Стремясь внести свою лепту в переустройство общества, он приступил к работе над сочинением, которое сам охарактеризовал в письме к брату как «весьма своеобразную вещь, уверяю тебя! Она устремляет взгляд с Небес на Землю и обратно в каком-то странном, необычном сатирическом исступлении; хороша ли она – пока рано судить».

Глава девятая. Работа над «Сартором»

Что такое человек, если взглянуть на него с точки зрения логики, рассудка? Жалкое голодное двуногое существо, одетое в брюки. Часто, когда я читаю о торжественных церемониях, пышных приемах, коронациях, вдруг в моем воображении одежда слетает со всей компании, и они стоят, жалко переминаясь, одновременно нелепые и жуткие.

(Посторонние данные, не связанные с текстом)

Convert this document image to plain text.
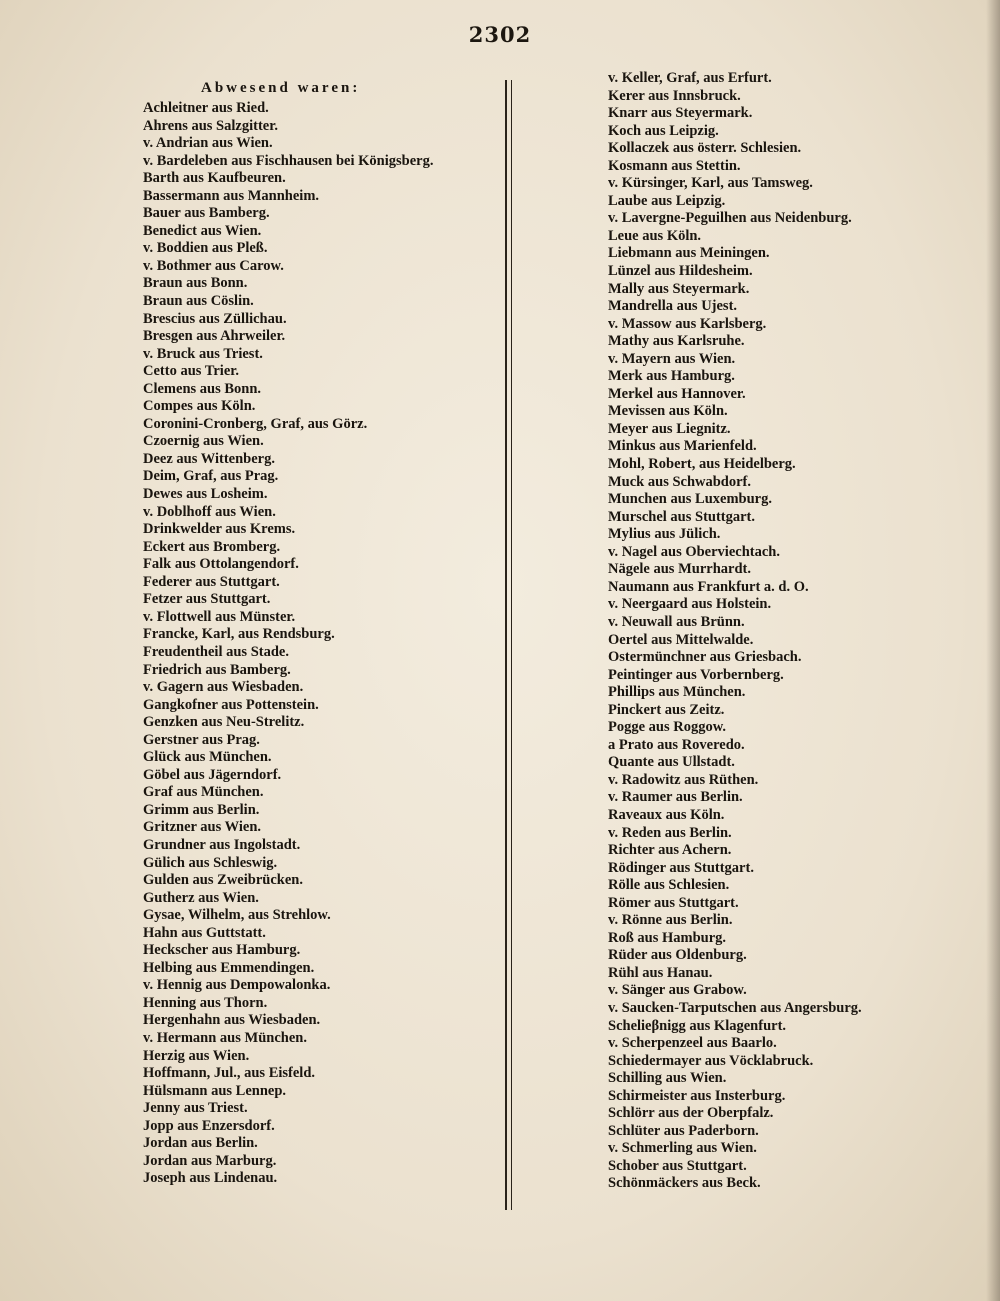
2302
Abwesend waren:
Achleitner aus Ried.
Ahrens aus Salzgitter.
v. Andrian aus Wien.
v. Bardeleben aus Fischhausen bei Königsberg.
Barth aus Kaufbeuren.
Bassermann aus Mannheim.
Bauer aus Bamberg.
Benedict aus Wien.
v. Boddien aus Pleß.
v. Bothmer aus Carow.
Braun aus Bonn.
Braun aus Cöslin.
Brescius aus Züllichau.
Bresgen aus Ahrweiler.
v. Bruck aus Triest.
Cetto aus Trier.
Clemens aus Bonn.
Compes aus Köln.
Coronini-Cronberg, Graf, aus Görz.
Czoernig aus Wien.
Deez aus Wittenberg.
Deim, Graf, aus Prag.
Dewes aus Losheim.
v. Doblhoff aus Wien.
Drinkwelder aus Krems.
Eckert aus Bromberg.
Falk aus Ottolangendorf.
Federer aus Stuttgart.
Fetzer aus Stuttgart.
v. Flottwell aus Münster.
Francke, Karl, aus Rendsburg.
Freudentheil aus Stade.
Friedrich aus Bamberg.
v. Gagern aus Wiesbaden.
Gangkofner aus Pottenstein.
Genzken aus Neu-Strelitz.
Gerstner aus Prag.
Glück aus München.
Göbel aus Jägerndorf.
Graf aus München.
Grimm aus Berlin.
Gritzner aus Wien.
Grundner aus Ingolstadt.
Gülich aus Schleswig.
Gulden aus Zweibrücken.
Gutherz aus Wien.
Gysae, Wilhelm, aus Strehlow.
Hahn aus Guttstatt.
Heckscher aus Hamburg.
Helbing aus Emmendingen.
v. Hennig aus Dempowalonka.
Henning aus Thorn.
Hergenhahn aus Wiesbaden.
v. Hermann aus München.
Herzig aus Wien.
Hoffmann, Jul., aus Eisfeld.
Hülsmann aus Lennep.
Jenny aus Triest.
Jopp aus Enzersdorf.
Jordan aus Berlin.
Jordan aus Marburg.
Joseph aus Lindenau.
v. Keller, Graf, aus Erfurt.
Kerer aus Innsbruck.
Knarr aus Steyermark.
Koch aus Leipzig.
Kollaczek aus österr. Schlesien.
Kosmann aus Stettin.
v. Kürsinger, Karl, aus Tamsweg.
Laube aus Leipzig.
v. Lavergne-Peguilhen aus Neidenburg.
Leue aus Köln.
Liebmann aus Meiningen.
Lünzel aus Hildesheim.
Mally aus Steyermark.
Mandrella aus Ujest.
v. Massow aus Karlsberg.
Mathy aus Karlsruhe.
v. Mayern aus Wien.
Merk aus Hamburg.
Merkel aus Hannover.
Mevissen aus Köln.
Meyer aus Liegnitz.
Minkus aus Marienfeld.
Mohl, Robert, aus Heidelberg.
Muck aus Schwabdorf.
Munchen aus Luxemburg.
Murschel aus Stuttgart.
Mylius aus Jülich.
v. Nagel aus Oberviechtach.
Nägele aus Murrhardt.
Naumann aus Frankfurt a. d. O.
v. Neergaard aus Holstein.
v. Neuwall aus Brünn.
Oertel aus Mittelwalde.
Ostermünchner aus Griesbach.
Peintinger aus Vorbernberg.
Phillips aus München.
Pinckert aus Zeitz.
Pogge aus Roggow.
a Prato aus Roveredo.
Quante aus Ullstadt.
v. Radowitz aus Rüthen.
v. Raumer aus Berlin.
Raveaux aus Köln.
v. Reden aus Berlin.
Richter aus Achern.
Rödinger aus Stuttgart.
Rölle aus Schlesien.
Römer aus Stuttgart.
v. Rönne aus Berlin.
Roß aus Hamburg.
Rüder aus Oldenburg.
Rühl aus Hanau.
v. Sänger aus Grabow.
v. Saucken-Tarputschen aus Angersburg.
Schelieβnigg aus Klagenfurt.
v. Scherpenzeel aus Baarlo.
Schiedermayer aus Vöcklabruck.
Schilling aus Wien.
Schirmeister aus Insterburg.
Schlörr aus der Oberpfalz.
Schlüter aus Paderborn.
v. Schmerling aus Wien.
Schober aus Stuttgart.
Schönmäckers aus Beck.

Томас Карлейль. Дневник, август 1830

В ответ на частые упреки Джеффри, что он похоронил себя и, главное, свою жену в пустыне, Карлейль сказал как-то, что поселился здесь не по своей воле, а из необходимости зарабатывать по крайней мере 100 фунтов в год на текущие расходы. Джеффри в трогательном и милом письме немедленно предложил ему эту сумму, с которой, как он писал, может «легко расстаться при моем доходе; мне будет стыдно бессмысленно копить эти деньги или тратить их на бесполезные прихоти, когда можно такого человека, как вы, избавить от неудобств и волнений». Карлейль отказался от денег, правда, поразмышляв в своем дневнике над греховной сущностью гордыни; а два месяца спустя сам написал Джеффри, прося помочь. Джеффри прислал ему шестьдесят фунтов, хотя Карлейль просил о пятидесяти: «зная, что человек, который полагает, что ему необходима эта последняя сумма, на самом деле нуждается, по крайней мере, в лишних десяти фунтах».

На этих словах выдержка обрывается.